Thing of a ghost walk – even with the convenience of digital’s instant gratification – you can’t always see an orb. Even if its there, the light of the area, the light within the image may need to be adjusted.
I think I got one, but…
On our way. A library where once three boys tried to stay the night in the old warehouse building that stood here once. Screaming into the night, something had frightened them.
This night Assistant Laura took a photo of me, the library behind. In one image, just me and a shadow where the building would be. A second image – a green blob hovers over my head. Could it be a benevolent being? Or just an anomaly on the image?
By Lake Toho we again stopped, hearing stories of traffic that once brought men and supplies along these inter-coastal waters along Florida’s Eastern coast. Men had died out there, of course.
I took several images here.
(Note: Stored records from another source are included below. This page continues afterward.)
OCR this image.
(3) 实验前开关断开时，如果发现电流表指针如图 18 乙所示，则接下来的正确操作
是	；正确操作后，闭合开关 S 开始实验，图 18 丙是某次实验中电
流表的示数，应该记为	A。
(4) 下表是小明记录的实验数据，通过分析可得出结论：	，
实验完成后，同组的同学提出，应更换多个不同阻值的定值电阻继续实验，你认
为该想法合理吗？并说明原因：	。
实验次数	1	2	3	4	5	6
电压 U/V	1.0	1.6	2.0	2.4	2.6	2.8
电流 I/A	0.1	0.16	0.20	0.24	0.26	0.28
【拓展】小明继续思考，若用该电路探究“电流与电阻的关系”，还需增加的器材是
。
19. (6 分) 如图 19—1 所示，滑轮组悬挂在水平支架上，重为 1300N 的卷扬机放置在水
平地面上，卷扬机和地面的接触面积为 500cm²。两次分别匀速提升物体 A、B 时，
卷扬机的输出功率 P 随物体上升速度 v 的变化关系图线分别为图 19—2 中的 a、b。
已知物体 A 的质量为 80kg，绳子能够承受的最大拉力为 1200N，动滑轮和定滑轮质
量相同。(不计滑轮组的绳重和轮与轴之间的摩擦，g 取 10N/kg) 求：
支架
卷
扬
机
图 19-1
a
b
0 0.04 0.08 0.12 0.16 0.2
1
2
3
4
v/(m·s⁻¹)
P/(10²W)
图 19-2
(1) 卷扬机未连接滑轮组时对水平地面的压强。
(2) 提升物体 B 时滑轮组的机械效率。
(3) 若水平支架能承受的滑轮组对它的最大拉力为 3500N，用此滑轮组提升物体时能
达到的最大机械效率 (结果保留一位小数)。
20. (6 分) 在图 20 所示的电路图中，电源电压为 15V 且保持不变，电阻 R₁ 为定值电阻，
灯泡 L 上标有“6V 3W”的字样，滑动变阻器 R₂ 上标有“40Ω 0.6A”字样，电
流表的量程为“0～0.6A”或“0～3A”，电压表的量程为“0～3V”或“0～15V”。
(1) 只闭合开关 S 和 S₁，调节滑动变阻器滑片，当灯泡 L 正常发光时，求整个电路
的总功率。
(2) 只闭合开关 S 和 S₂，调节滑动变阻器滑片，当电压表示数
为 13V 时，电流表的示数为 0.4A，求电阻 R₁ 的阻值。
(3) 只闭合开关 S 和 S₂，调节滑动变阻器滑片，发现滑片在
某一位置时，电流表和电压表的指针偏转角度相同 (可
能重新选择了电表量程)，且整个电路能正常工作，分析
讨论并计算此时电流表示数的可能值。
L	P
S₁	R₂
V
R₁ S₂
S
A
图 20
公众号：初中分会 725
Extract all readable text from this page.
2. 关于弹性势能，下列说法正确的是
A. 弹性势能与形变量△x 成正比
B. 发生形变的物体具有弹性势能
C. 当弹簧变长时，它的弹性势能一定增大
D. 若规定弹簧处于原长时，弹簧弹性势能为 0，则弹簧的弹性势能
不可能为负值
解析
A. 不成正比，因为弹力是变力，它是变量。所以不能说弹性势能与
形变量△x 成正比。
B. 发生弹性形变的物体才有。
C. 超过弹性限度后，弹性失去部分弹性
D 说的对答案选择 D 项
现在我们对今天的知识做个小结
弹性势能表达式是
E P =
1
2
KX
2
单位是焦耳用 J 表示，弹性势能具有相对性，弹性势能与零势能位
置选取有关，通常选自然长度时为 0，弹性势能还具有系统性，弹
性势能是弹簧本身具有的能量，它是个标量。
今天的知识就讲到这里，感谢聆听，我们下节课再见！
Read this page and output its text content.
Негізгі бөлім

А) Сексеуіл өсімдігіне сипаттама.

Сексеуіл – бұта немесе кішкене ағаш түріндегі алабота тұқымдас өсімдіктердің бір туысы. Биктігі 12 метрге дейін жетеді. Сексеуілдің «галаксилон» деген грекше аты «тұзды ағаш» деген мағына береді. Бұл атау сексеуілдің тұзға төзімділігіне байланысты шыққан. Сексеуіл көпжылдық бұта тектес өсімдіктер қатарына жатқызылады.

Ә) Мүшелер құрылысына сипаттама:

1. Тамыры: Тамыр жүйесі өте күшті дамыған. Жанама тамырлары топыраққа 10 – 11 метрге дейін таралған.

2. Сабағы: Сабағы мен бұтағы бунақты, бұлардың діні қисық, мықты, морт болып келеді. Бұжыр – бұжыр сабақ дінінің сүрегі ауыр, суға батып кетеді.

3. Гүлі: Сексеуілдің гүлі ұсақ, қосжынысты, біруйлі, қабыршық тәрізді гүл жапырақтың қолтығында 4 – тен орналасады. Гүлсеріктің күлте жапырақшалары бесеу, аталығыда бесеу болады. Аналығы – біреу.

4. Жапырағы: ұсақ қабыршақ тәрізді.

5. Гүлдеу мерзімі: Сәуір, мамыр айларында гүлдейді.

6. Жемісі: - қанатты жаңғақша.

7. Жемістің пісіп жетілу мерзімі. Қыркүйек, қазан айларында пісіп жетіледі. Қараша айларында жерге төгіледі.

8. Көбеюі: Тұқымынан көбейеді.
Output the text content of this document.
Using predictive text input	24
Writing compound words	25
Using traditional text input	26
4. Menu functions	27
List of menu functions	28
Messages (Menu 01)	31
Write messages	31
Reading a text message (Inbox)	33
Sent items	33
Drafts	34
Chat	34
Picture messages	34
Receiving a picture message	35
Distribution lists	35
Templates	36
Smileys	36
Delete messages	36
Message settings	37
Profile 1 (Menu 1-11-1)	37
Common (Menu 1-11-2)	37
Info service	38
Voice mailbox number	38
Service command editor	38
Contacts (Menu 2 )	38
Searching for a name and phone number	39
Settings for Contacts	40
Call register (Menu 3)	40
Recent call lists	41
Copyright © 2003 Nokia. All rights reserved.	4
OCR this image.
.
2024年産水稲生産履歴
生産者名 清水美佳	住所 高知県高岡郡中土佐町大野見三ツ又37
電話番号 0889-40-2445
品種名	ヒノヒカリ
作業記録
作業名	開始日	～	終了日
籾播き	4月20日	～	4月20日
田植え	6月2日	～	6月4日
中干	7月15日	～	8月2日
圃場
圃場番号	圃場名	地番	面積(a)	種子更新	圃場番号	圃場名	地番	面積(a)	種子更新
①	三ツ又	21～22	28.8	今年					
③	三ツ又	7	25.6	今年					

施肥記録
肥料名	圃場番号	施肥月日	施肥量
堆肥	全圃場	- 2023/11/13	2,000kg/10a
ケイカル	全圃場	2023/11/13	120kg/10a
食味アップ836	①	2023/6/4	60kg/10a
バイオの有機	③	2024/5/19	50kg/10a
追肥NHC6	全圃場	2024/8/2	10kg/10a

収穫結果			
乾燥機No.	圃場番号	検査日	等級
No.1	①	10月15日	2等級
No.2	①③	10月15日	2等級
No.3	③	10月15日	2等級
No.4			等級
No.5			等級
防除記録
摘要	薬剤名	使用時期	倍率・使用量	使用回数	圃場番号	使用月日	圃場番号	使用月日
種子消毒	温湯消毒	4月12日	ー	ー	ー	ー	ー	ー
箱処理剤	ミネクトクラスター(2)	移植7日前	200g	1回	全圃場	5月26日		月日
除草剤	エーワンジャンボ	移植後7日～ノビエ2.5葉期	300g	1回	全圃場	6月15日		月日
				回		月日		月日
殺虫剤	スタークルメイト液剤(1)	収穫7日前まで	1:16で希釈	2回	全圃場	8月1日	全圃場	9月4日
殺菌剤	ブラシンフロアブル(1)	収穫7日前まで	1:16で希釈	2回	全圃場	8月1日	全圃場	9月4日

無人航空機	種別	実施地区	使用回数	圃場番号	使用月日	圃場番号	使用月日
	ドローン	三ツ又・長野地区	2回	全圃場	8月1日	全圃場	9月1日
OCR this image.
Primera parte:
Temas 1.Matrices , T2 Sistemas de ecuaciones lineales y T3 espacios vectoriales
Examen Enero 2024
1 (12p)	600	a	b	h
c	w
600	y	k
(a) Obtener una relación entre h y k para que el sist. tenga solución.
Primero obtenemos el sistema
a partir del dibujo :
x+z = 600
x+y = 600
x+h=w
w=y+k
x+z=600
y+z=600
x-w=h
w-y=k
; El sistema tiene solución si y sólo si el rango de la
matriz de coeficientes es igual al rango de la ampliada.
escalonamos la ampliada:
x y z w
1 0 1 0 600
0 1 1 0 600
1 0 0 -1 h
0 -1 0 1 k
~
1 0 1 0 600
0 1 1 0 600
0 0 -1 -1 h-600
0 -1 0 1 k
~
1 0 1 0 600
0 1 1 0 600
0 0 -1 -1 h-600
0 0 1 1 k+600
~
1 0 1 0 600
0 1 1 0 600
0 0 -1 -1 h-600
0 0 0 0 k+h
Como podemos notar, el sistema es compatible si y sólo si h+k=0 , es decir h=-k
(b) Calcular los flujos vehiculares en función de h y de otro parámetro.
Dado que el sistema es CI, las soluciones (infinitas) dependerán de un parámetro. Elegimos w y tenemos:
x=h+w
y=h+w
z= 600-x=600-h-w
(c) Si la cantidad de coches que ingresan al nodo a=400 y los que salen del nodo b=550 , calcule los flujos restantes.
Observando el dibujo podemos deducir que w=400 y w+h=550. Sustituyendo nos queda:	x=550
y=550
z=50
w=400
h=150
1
I purposely included people in some. After all, ghosts are said to need our energy to form. It wasn’t without thought that I included the guy who was finding this all the most ridiculous. One image… just he, the next… he and an orb. Hey, I’m getting stuff! (I’d find out later).
The most frightening place along the tour was Susan’s Courtside Cafe. Not because this charming restaurant by day was a horrible place. Indeed, on the recommendation of the guide, Assistant Laura and I would return and find the food to be terrific. Scary because just the parts she told us about the murder-suicide that took place here were so horrible, no one (us included) took her up on the full story in private.
That night and on the return I took plenty of images and nope, nothing came about.
There were other stops, but the most interesting would be the playground at the funeral home. The owners didn’t think children should be so closely involved with death, so they provided a playground. One day their own child – who’d love to play here so – would be a ghost. She died young and to this day finds playing here a favorite after-life activity.
Assistant Laura – a true motherly nurturer – sat on the swing and began to talk with Isabella. I took photos, one after another. In a particular run of three the first and third merely had Laura talking to the dark at her side. In the second… an orb would appear at exactly the height she’d be looking into a little girls eyes next to her… Isabella was there to play…
Ghost Stories and other things…
Why am I writing about a night a year ago? One I’ve shared before…
Because I think ghosts exist and because I will be going on more ghost walks when I can. We’ve been invited to join the Mount Dora Ghost Walk and are working to plan the date.
These orbs and ghosts, if they are in deed real, are the spirits of those we’ve lost. People who lived lives as normally as you and I, and who in their passing are still among us.
Many are fascinated by ghosts; some because of a fear of death, others hold a passion and need to know what’s on the other side. I’ve actually had a friend say he was glad he’d gotten to know me before he found out I believed in ghosts or he might not have become friends – I’d be too weird for him.
For generations we’ve been “certain” of one thing after another, only to discover a new truth lies around every corner. We continue to search for “truth,” somehow believing it will help us, make us more secure, make us stronger or less scared.
Thing of it is, the truth is not always what we expect. Often it is not something we want to accept.
Ghost and ghost stories are a part of who we are, where we’ve been and what we become. And if ghosts do exists… in more ways than one.